SG&A expenses for the quarter were down $70 million to $962 million, or 24.1 percent of sales, representing a 240 basis point improvement from last year. These savings were primarily driven by lower controllable costs, more efficient advertising spend and reduced corporate overhead.
Adjusted EBITDA for the quarter was $381 million, a $108 million or 40 percent improvement from the same period last year.
Adjusted earnings per share were $0.39, after excluding charges associated with primary pension plan expense, restructuring costs and the loss on extinguishment of debt. Adjusted net income was $121 million, an improvement of $108 million or 831 percent.
Full Year Results
For the full year 2015, JCPenney reported net sales of $12.6 billion compared to $12.3 billion in 2014, a 3.0 percent increase. Comparable store sales rose 4.5 percent for the year.
For the year, gross margin increased 120 basis points to 36.0 percent from 34.8 percent in the prior year. SG&A decreased $218 million or 270 basis points compared to the prior year.
Adjusted EBITDA was $715 million, a $435 million or 155 percent improvement from last year.
Adjusted net loss improved $463 million to $315 million, or $(1.03) per share for the year.
Free cash flow was positive $131 million, an increase of over $74 million or 130 percent from last year. For the full year, liquidity improved $900 million, of which $500 million was used to pay down debt during the fourth quarter. At year end, liquidity was $2.5 billion compared to $2.1 billion last year.
A reconciliation of GAAP to non-GAAP financial measures is included in the schedules accompanying the consolidated financial statements in this release.

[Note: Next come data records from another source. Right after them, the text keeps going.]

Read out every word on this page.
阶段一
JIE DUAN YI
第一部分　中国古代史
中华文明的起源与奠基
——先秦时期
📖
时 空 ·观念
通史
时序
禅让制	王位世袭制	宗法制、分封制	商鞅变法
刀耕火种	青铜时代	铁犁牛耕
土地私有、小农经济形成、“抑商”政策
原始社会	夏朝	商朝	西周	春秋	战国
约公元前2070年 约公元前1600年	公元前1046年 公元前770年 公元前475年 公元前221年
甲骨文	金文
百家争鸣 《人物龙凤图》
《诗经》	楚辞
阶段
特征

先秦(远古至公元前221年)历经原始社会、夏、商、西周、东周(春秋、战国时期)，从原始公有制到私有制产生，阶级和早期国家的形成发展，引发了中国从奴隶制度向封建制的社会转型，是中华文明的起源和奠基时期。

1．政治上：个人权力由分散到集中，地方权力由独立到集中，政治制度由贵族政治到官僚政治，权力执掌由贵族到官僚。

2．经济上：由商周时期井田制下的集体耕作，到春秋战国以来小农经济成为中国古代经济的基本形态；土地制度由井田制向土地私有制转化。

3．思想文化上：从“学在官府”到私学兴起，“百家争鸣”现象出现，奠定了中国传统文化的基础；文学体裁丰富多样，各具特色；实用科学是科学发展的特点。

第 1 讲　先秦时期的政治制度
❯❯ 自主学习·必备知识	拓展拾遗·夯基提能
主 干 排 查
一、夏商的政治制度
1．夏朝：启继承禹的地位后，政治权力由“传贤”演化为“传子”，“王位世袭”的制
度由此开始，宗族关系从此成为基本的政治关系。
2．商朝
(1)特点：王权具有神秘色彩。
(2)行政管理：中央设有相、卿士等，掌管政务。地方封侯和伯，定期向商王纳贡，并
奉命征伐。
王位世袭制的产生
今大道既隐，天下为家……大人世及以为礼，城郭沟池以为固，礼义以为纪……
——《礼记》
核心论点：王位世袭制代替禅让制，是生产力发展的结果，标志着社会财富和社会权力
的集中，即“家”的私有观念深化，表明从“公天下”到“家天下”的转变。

The company`s 2016 full year guidance is as follows:
- Comparable store sales: expected to increase 3 percent to 4 percent;
- Gross margin: expected to increase 40 to 60 basis points versus 2015;
- SG&A dollars: expected to decrease versus 2015;
- EBITDA: expected to be $1 billion;
- Adjusted earnings per share: expected to be positive;
- Free cash flow: expected to improve versus 2015.